By then, her professional career has taken her from Washington D.C. to London, then Bejing. She has — against her childhood aversions — started swimming, and swimming has led her to biking, and biking has led her to running. Mina feels an incredible drive to prove to herself (and to those doctors) that she can defy the odds. Her setback has become an opportunity – to redefine her limits.
The issue she has decided to dedicate her life to — “invisible water,” the mind-blowing amounts of the resource each of us uses, mostly unaware, every day — comes to her at the World Economic Forum’s Young Global Leaders network. A pair of shoes, a jacket, the phones we are replacing every few years — all these things, she realises, use more water than any person will drink in an entire lifetime. A cup of coffee in the morning? That’s 140 litres. A jeans? 7000 litres.
Mina is shocked.
Her non-profit, Thirst, launches two years later. Mina reaches school kids, parents and teachers through her programmes, but the message isn’t getting through to a wider public the way she wants it to, needs it to. Water isn’t top of the agenda, or at the forefront of people’s consciousness. (Even when it runs out, as most recently, in 2018, in Cape Town, we move on — and forget.)

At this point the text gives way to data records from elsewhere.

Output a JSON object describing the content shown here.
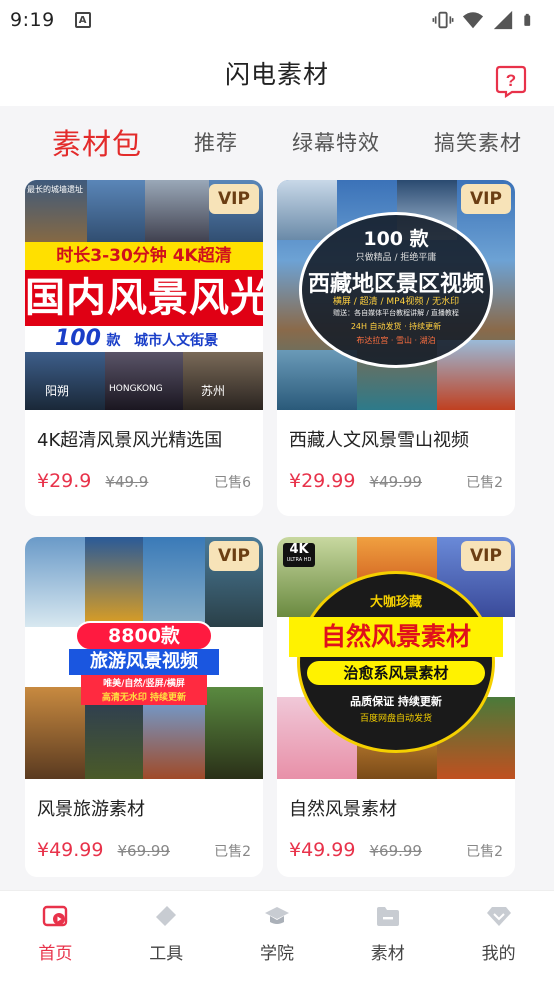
{
  "status_bar": {
    "time": "9:19",
    "notif": "A"
  },
  "header": {
    "title": "闪电素材",
    "help_icon": "help-bubble-icon"
  },
  "tabs": [
    {
      "label": "素材包",
      "active": true
    },
    {
      "label": "推荐",
      "active": false
    },
    {
      "label": "绿幕特效",
      "active": false
    },
    {
      "label": "搞笑素材",
      "active": false
    }
  ],
  "products": [
    {
      "title": "4K超清风景风光精选国",
      "price": "¥29.9",
      "original_price": "¥49.9",
      "sold": "已售6",
      "badge": "VIP",
      "image_text": {
        "top": "时长3-30分钟 4K超清",
        "main": "国内风景风光",
        "count": "100",
        "unit": "款",
        "sub": "城市人文街景",
        "corner": "最长的城墙遗址",
        "bottom1": "阳朔",
        "bottom2": "HONGKONG",
        "bottom3": "苏州"
      }
    },
    {
      "title": "西藏人文风景雪山视频",
      "price": "¥29.99",
      "original_price": "¥49.99",
      "sold": "已售2",
      "badge": "VIP",
      "image_text": {
        "count": "100 款",
        "line1": "只做精品 / 拒绝平庸",
        "main": "西藏地区景区视频",
        "tags": "横屏 / 超清 / MP4视频 / 无水印",
        "gift": "赠送：各自媒体平台教程讲解 / 直播教程",
        "send": "24H 自动发货 · 持续更新",
        "places": "布达拉宫 · 雪山 · 湖泊"
      }
    },
    {
      "title": "风景旅游素材",
      "price": "¥49.99",
      "original_price": "¥69.99",
      "sold": "已售2",
      "badge": "VIP",
      "image_text": {
        "count": "8800款",
        "main": "旅游风景视频",
        "tags": "唯美/自然/竖屏/横屏",
        "tags2": "高清无水印 持续更新"
      }
    },
    {
      "title": "自然风景素材",
      "price": "¥49.99",
      "original_price": "¥69.99",
      "sold": "已售2",
      "badge": "VIP",
      "image_text": {
        "fourk": "4K",
        "fourk_sub": "ULTRA HD",
        "top": "大咖珍藏",
        "main": "自然风景素材",
        "sub": "治愈系风景素材",
        "quality": "品质保证 持续更新",
        "send": "百度网盘自动发货"
      }
    }
  ],
  "bottom_nav": [
    {
      "label": "首页",
      "icon": "home-play-icon",
      "active": true
    },
    {
      "label": "工具",
      "icon": "eraser-tool-icon",
      "active": false
    },
    {
      "label": "学院",
      "icon": "graduation-cap-icon",
      "active": false
    },
    {
      "label": "素材",
      "icon": "folder-icon",
      "active": false
    },
    {
      "label": "我的",
      "icon": "diamond-heart-icon",
      "active": false
    }
  ],
  "colors": {
    "accent": "#e32b2b",
    "price": "#e8324a",
    "vip_bg": "#f7e3b8",
    "vip_text": "#6b3e13"
  }
}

What will capture the world’s attention of this global crisis?
In 2016, Mina runs through seven deserts in seven weeks. It’s as visually striking as it is physically boundary-pushing.
A year later: 40 marathons in 40 days, across six continents, along the world’s biggest rivers. “I’m running for every person who uses water.” Her body suffers, but the world is starting to take note. People are cheering her on. Some start running besides her.

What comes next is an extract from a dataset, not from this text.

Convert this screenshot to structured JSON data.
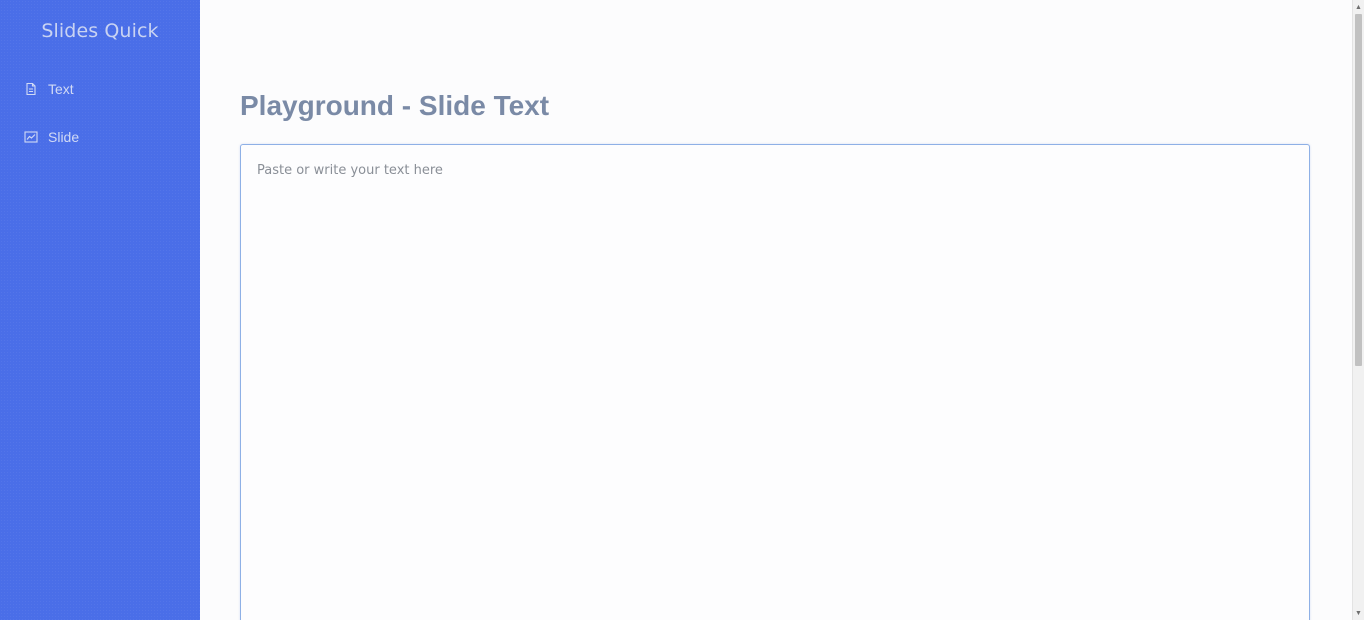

After the 40 marathons, her coach jokes: “Once you’ve recovered, why don’t you run 100 marathons in 100 days?” Mina laughs.
Then she acts: builds a team, chooses a route (again across six continents), creates a platform that brings it all together, #runningdry. A year and a half alter, she’s running the New York City Marathon.
On Day 62, she breaks her leg: it’s just too much.
But by then, she has gathered such a community around her that others take over. Runners from around the world donate their kilometres to #runningdry. Together, they set themselves the incredible target of running 100 marathons in a single day. 24 hours later, it turns out they have achieved more than double that.
“If such an achievement is possible,” Mina says, “it’s also possible for us to change our way of life to tackle the global water crisis.”
Through Thirst, Mina has reached 2.8 billion people with her water message (the equivalent to the populations of China and India taken together). 1.4 million student graduates have learned with the non-profit. The list of coverage for her marathons looks like a Who’s Who of the global media landscape. No wonder Fortune has chosen her as one of their 50 greatest leaders in the world.
In the lead-up to the UN Water Conference in 2023, Mina is going further than ever: over the course of a year, she will run an incredible 200 marathons in some of the most extreme, water-affected places on the planet. Thousands, she hopes, will be right behind her: companies, by committing to reduce their use and risk of water through meaningful changes to their supply chains; and individuals by joining running activations around the world, spreading one, clear message: The water crisis needs our attention now!
When Mina speaks, you can hear in her voice the hope arising out of a belief that is even more powerful because it is so hard-earned: “Every single one of us can make a difference.”